Een ander voorbeeld komt uit India. Daar hadden ze het idee dat ze het minder ‘goed’ deden dan het Westen omdat ze vaker iets informeel regelen. Toen ze zochten naar een manier om dat te formaliseren, kwamen ze tot de conclusie dat ze informaliteit ook nodig hebben en het niet per se iets slechts is.’
Maar er lijkt wel een soort wantrouwen rondom informaliteit te bestaan?
‘Ik denk dat dat vooruitkomt vanuit de oude traditionele bureaucratische gedachte dat alles transparant moet zijn. Voor een eerlijke overheid is eerlijke sturing en dienstverlening nodig. Dus daarvoor moeten procedures komen die voor iedereen gelden en alle afspraken moeten op papier staan. Maar door dat centraal te stellen mis je de processen die eraan vooraf gaan.
'Afwijken van formele procedures kan voor een bepaalde menselijkheid in dienstverlening zorgen.'
Het risico zit eerder in het negatieve beeld dat we hebben van informaliteit. Dus dat blijft een zoektocht, hoe gaan we om met informaliteit? Ik denk dat afwijken van formele procedures er soms voor kan zorgen dat iemand niet door de die procedures vermorzeld wordt, maar er een bepaalde menselijkheid in dienstverlening komt. Er blijft angst voor een ondemocratische terugval omdat informaliteit minder snel transparant is, dus we hopen met dit boek te laten zien dat informele processen wel degelijk betekenisvol en productief zijn.’
Hoe onderzoek je zulke informele processen?
‘Ze zijn moeilijk naar boven te halen via documenten, analyses of enquêtes. Wij gebruiken een etnografische aanpak waarbij je dagen, weken of maanden achter elkaar op dezelfde plek bent en volgt wat er gebeurt. Dan pas zie je alle aspecten die niet zijn vastgelegd in procedures maar wel het dagelijkse werk vormgeven.

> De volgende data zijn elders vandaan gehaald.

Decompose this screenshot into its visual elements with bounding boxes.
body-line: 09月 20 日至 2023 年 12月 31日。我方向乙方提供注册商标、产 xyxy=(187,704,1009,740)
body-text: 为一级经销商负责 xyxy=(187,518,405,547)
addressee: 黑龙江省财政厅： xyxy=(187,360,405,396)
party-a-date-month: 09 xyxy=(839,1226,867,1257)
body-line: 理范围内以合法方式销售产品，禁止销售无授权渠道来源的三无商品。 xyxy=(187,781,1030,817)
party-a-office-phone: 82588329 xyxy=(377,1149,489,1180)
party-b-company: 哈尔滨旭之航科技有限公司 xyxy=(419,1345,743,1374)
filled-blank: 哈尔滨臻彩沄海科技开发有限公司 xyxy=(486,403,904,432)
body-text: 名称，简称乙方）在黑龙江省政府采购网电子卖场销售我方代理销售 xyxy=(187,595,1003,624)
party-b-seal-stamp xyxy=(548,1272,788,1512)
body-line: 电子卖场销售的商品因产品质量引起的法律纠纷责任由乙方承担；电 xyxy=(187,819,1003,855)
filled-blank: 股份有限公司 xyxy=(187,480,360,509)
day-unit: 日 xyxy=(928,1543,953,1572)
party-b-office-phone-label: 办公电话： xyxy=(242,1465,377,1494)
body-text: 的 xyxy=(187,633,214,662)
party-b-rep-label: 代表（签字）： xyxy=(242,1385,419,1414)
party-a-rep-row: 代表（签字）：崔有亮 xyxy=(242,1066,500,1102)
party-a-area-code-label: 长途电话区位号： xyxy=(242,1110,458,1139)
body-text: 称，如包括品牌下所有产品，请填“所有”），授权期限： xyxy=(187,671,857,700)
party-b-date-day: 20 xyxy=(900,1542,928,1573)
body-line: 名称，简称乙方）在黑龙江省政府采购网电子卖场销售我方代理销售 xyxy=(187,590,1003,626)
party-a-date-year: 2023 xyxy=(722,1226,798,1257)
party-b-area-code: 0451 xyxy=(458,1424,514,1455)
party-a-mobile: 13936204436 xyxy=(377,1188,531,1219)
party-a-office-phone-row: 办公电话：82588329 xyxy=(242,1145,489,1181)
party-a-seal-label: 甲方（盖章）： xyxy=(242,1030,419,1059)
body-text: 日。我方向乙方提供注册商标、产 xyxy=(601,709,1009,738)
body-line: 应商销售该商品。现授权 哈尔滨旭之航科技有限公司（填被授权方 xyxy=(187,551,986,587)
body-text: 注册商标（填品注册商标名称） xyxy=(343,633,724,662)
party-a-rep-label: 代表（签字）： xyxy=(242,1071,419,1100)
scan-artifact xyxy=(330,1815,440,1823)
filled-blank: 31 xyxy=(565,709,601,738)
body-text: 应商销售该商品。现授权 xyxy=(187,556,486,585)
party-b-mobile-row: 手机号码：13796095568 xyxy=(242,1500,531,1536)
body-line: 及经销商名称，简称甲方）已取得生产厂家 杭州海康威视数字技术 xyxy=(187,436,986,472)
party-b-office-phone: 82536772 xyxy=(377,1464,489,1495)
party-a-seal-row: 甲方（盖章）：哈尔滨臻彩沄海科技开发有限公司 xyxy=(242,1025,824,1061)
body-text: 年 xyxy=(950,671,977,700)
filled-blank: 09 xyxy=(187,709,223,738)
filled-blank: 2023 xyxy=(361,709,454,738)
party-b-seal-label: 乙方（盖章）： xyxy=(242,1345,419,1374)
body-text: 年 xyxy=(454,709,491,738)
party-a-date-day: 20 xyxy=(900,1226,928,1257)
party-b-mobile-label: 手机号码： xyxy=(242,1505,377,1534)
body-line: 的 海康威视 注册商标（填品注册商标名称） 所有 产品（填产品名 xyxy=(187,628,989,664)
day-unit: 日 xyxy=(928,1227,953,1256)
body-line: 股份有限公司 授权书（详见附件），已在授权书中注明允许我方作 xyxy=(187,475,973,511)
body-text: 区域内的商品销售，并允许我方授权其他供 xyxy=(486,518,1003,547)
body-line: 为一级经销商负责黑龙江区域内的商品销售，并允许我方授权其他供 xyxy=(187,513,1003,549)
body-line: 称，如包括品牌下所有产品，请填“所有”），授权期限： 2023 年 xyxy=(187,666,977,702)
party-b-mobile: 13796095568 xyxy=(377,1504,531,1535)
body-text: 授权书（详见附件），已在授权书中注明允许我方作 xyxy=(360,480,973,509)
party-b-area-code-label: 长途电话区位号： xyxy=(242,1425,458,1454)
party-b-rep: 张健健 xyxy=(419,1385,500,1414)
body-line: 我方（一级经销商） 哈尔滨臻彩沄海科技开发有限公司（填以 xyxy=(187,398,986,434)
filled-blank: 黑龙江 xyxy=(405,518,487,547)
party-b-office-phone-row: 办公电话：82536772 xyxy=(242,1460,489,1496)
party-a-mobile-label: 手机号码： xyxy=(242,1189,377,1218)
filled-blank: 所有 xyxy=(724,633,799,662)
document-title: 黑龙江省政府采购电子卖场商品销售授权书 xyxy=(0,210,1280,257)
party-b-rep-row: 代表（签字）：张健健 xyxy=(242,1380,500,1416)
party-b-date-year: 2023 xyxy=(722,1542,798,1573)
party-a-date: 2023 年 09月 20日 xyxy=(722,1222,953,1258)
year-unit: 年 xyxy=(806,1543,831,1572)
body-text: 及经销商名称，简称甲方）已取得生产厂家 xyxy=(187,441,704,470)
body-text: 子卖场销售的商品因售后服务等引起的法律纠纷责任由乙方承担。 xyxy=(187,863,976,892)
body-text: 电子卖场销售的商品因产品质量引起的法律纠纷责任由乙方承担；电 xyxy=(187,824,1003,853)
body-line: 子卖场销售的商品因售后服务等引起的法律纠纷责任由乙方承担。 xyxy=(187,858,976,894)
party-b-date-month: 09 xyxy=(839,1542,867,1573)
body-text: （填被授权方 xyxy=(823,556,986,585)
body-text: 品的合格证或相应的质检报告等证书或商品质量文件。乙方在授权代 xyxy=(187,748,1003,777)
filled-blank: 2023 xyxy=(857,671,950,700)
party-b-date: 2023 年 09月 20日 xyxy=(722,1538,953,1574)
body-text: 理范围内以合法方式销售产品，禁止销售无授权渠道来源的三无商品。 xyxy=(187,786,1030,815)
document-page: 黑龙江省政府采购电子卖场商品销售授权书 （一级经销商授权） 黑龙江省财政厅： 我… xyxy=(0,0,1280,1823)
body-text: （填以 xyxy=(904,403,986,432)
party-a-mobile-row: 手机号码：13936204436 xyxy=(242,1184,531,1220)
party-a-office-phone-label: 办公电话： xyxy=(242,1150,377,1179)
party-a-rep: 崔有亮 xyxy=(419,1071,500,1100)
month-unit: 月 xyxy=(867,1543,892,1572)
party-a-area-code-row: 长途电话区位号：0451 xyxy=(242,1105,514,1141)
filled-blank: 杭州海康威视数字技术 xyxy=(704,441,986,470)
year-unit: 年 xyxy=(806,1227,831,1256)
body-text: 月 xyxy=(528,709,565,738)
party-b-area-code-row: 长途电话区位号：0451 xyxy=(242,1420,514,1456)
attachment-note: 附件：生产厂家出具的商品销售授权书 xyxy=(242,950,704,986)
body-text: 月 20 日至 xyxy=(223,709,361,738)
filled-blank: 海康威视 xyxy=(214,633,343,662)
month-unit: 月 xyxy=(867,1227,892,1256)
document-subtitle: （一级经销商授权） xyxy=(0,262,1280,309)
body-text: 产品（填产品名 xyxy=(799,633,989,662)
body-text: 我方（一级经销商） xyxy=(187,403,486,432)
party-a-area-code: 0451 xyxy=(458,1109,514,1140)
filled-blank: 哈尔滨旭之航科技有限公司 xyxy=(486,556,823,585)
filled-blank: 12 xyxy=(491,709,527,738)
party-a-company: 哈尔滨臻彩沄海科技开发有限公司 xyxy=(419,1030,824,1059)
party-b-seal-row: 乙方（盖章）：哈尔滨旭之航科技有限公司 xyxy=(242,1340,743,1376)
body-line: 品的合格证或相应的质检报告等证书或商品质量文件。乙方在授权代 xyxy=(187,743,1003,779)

Een onderzoek in het boek laat zien dat handgebaren in een vergadering invloed hebben op besluitvorming en het overbrengen van ideeën, maar die worden nooit concreet vastgelegd. Met een etnografische aanpak kom je daar wel achter.’

Het informele en formele vullen elkaar dus eigenlijk aan?
‘Ja, en dat hebben we op het omslag van het boek proberen weer te geven. We hebben samengewerkt met een kunstenaar die weefgetouwen maakt. De weefmetafoor geeft goed weer hoe informaliteit en formaliteit niet op zichzelf staan maar met elkaar verweven zijn. Op het omslag staat ook de achterkant van het weefgetouw mét rafelrandjes, wat de losse draadjes en oneffenheden in beiden processen symboliseert. Het is goed om van beide processen bewust te zijn.’
Naast je boek, heb je onlangs ook een award gewonnen voor je proefschrift. Gefeliciteerd!
‘Ja, dat was een ontzettende verassing. Het proefschrift gaat over hoe maatwerk tot stand komt en de rol van interacties tussen professionals, managers en beleidsmakers. Ook daarin spelen informele praktijken een grote rol. Ze vonden mijn methode een goede bijdrage leveren aan bestuurskunde en het begrijpen van dit soort processen. En ik wist helemaal niet dat ik genomineerd was door collega’s, die collegialiteit is heel leuk om te zien.’